A homotopy sphere

My question is part of an exercise in Hatcher's 'Algebraic Topology'.

Consider a CW complex $X$, constructed from a circle and two 2-disks $e_2$ and $e_3$, attached to that circle by maps of degree 2 and 3, respectively. Can someone show that $X$ is homotopy equivalent to a 2-sphere? Its 2-homology is generated by $3e_2 - 2e_3$, hence this homotopy equivalence $S^2 \to X$ must be at least 2-to-1 in a generic point.

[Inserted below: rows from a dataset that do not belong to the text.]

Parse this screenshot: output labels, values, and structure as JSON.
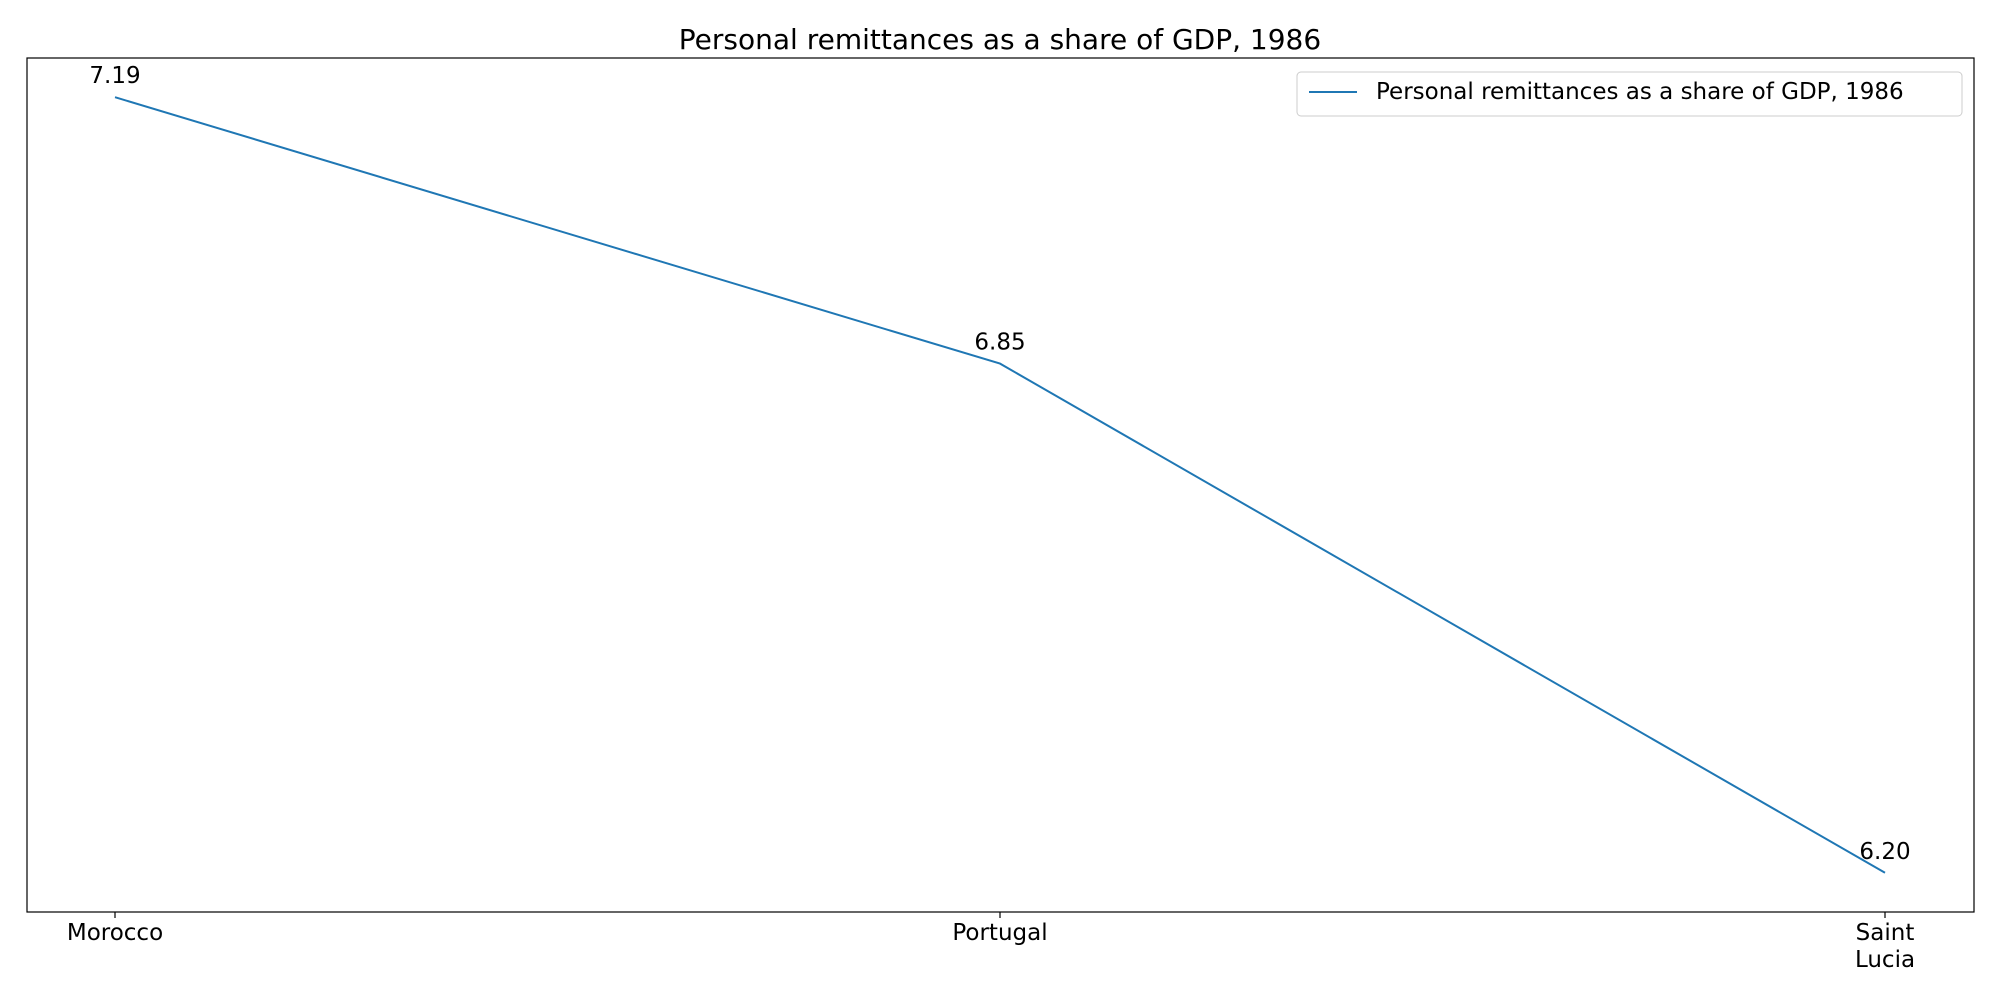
{
  "chart_data": {
    "type": "line",
    "title": "Personal remittances as a share of GDP, 1986",
    "xlabel": "",
    "ylabel": "",
    "categories": [
      "Morocco",
      "Portugal",
      "Saint Lucia"
    ],
    "category_tick_lines": [
      [
        "Morocco"
      ],
      [
        "Portugal"
      ],
      [
        "Saint",
        "Lucia"
      ]
    ],
    "series": [
      {
        "name": "Personal remittances as a share of GDP, 1986",
        "values": [
          7.19,
          6.85,
          6.2
        ],
        "labels": [
          "7.19",
          "6.85",
          "6.20"
        ],
        "color": "#1f77b4"
      }
    ],
    "ylim": [
      6.15,
      7.24
    ],
    "grid": false,
    "legend_position": "top-right",
    "y_ticks_visible": false
  }
}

It is easy to construct maps $S^2 \overset{f}{\to} X \overset{g}{\to} S^2$ that have degree one, hence compose to homotopy identity, but I am really stuck with $X \overset{g}{\to} S^2 \overset{f}{\to} X$... Is there a nice explanation why this should be homotopy identity?..

Solution 1:

After attaching the first disk with a map of degree 2, you have a projective plane, where the original circle can be thought of as non-contractible loop. We attach the second disk by a map of degree 3, but this is the projective plane, so we can homotope the attaching map to one of degree one. So we just glue a disk into the original circle.

But now we can reverse roles, and homotope the original attaching map. We are now attaching a disk into a closed disk by a map of degree 2, but a closed disk is contractible, so we can homotope the attaching map to any loop, in particular to a map of degree one. This gives us a sphere.

This is all using proposition 0.18 of Hatcher, as suggested in the comments.